Senator Shehu Sani, who represents people in the northwestern state of Kaduna, said Senate lawmakers earn about 750,000 naira a month, with a further monthly “running allowance” of 13.5 million naira which equates to $37,500 on the black market rate of 360 naira per dollar most commonly used.
Sani’s disclosure sparked outrage in parts of the press and social media. While the elite in Africa’s biggest crude producer have long benefited from the country’s oil wealth, most of its 190 million inhabitants live in poverty.
“We must stop our lawmakers being the ones to determine how they are paid,” said development economist Odilim Enwegbara.
President Muhammadu Buhari, who has not said whether he will seek a second term in elections next February, came to power in 2015 vowing to improve the lives of ordinary Nigerians.
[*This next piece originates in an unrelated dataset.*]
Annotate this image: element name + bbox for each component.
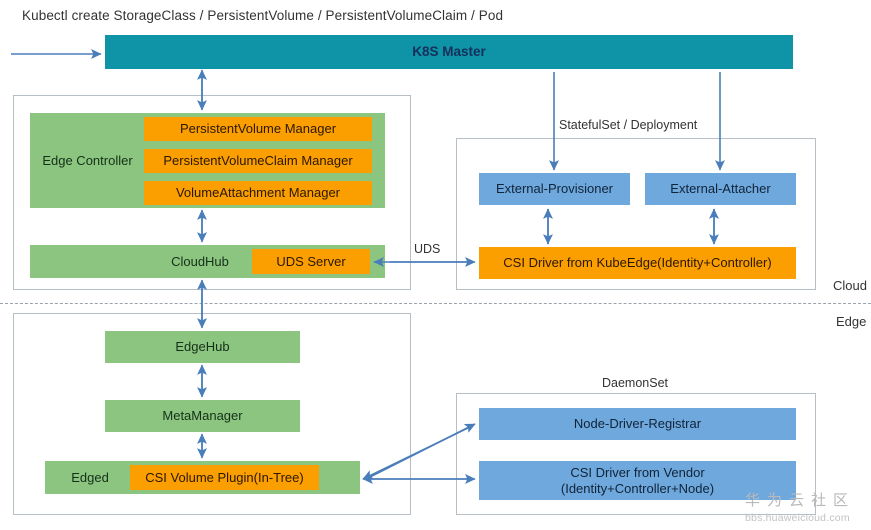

But the IMF recently said the people were getting poorer.
Public outrage over the gap between rich and poor could become an election campaign issue in the coming months.
Usman Mohammed, a civil servant in Abuja, said the money allocated for lawmakers’ expenses was “outrageous”.
“They are supposed not to earn up to that amount of money when people hardly survive,” he said.
A man selling wallets to drivers stuck in traffic on the gridlocked streets of the commercial capital Lagos, who gave his name only as Chijioke, said Nigeria’s leaders were failing their people.
“Our leaders will not think about us. We are hustling not because we like it but we have to help ourselves,” he said.
Chijioke makes around 800 naira - just $2.22 - a day by weaving between cars under the equatorial sun for several hours each day.
Africa’s largest economy is only slowly emerging from recession. Inflation, despite slowing down for 13 months in a row, remained in double figures at 14.3 percent in February.
Food inflation, which hovered around 20 percent throughout last year, stood at 17.6 percent last month.
The expense figures discussed by Sani, a member of Buhari’s All Progressives Congress party with a reputation for being a firebrand politician, had not previously been disclosed.
“When that light of transparency is cast on all these personalities and offices, then Nigerians will come to know whether it is worth their while to support or sustain the big government as we have now,” said Sani.